O filósofo racionalista se utiliza de dois princípios para fundamentar seu argumento: o onírico e o cosmológico.


O argumento cosmológico é o seguinte: Descartes pensa que, sendo um ser imperfeito (o que é provado pelo fato de que ele tem dúvidas, logo não tem conhecimento de tudo e é falho), ele nunca poderia cogitar a hipótese da existência de um ser que, ao contrário dele mesmo, é perfeito. Isso é impossibilitado porque existe um requisito cartesiano que diz que a causa deve ser igual ao efeito no que diz respeito à condição de perfeição ou imperfeição. Portanto, uma idéia perfeita nunca poderia ser criada por uma mente imperfeita. Assim, Descartes afirma que a conclusão lógica seria a de que Deus teria colocado esse conceito em nós, já que, assim, uma idéia perfeita corresponderia a um ser perfeito. Esse estilo de argumentação ainda é muito usado quando alguém quer forçar a conclusão de que tudo tem que ter tido um início, e esse início é sempre descrito como Deus. 

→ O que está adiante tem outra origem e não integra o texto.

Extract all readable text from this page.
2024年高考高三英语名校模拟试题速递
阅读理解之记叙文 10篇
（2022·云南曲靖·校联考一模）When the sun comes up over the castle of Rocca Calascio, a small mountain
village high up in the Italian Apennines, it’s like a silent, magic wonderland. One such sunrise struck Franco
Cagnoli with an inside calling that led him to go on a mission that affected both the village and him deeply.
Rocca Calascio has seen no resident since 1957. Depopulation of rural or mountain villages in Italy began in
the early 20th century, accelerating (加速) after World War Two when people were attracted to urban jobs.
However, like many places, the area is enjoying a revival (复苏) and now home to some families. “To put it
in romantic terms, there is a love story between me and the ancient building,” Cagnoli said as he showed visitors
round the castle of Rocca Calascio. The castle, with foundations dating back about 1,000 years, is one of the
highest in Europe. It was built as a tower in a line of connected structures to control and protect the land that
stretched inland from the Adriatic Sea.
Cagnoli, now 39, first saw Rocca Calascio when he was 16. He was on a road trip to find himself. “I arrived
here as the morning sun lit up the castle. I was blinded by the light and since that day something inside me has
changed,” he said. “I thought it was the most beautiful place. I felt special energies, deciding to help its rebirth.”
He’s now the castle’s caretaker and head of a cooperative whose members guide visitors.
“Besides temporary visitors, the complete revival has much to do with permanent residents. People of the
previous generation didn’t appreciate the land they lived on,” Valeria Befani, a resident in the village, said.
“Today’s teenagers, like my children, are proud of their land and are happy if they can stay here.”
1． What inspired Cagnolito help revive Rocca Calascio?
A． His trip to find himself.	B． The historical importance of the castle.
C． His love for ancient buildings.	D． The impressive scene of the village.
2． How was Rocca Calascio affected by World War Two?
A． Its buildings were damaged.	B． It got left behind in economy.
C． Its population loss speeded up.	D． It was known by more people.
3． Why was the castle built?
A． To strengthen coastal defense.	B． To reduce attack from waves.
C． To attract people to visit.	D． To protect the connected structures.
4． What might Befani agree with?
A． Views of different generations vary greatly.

Considero uma falha dessa lógica o fato de Descartes tomar como certo o fato de uma idéia perfeita ter basicamente de sair de um ser perfeito. Como ele verificou tal condição? Eu poderia dizer que Deus, supostamente um ser perfeito, criou o homem, que por sua vez é um ser imperfeito; logo, Deus é imperfeito. Outro ponto instável é a retórica que envolve a causa primeira. Tirando a questão bem mais coerente de que provavelmente o universo não tem um início específico, mas é algo cíclico; posso atacar especificamente a noção de que a questão o que teria sido o início de tudo necessariamente é Deus. Ora, por que devemos finalizar a regressão nesse ponto? Poderíamos muito formular a pergunta “E de onde veio Deus?”. Algum fiel ou defensor de Descartes poderia argumentar dizendo que Deus é auto-suficiente. Mas já que é a auto-suficiência que importa, podemos ser ainda mais lógicos e aplicar o princípio da parcimônia (A explicação mais simples e que explica a maior quantidade de fenômenos é sempre a melhor) e transferir essa auto-suficiência ao próprio Universo. Assim, o Universo seria eterno e suas leis físicas seriam o suficiente para “causar” tudo o que conhecemos hoje, inclusive a nós mesmos (como declara o físico Stephen Hawking em recente livro)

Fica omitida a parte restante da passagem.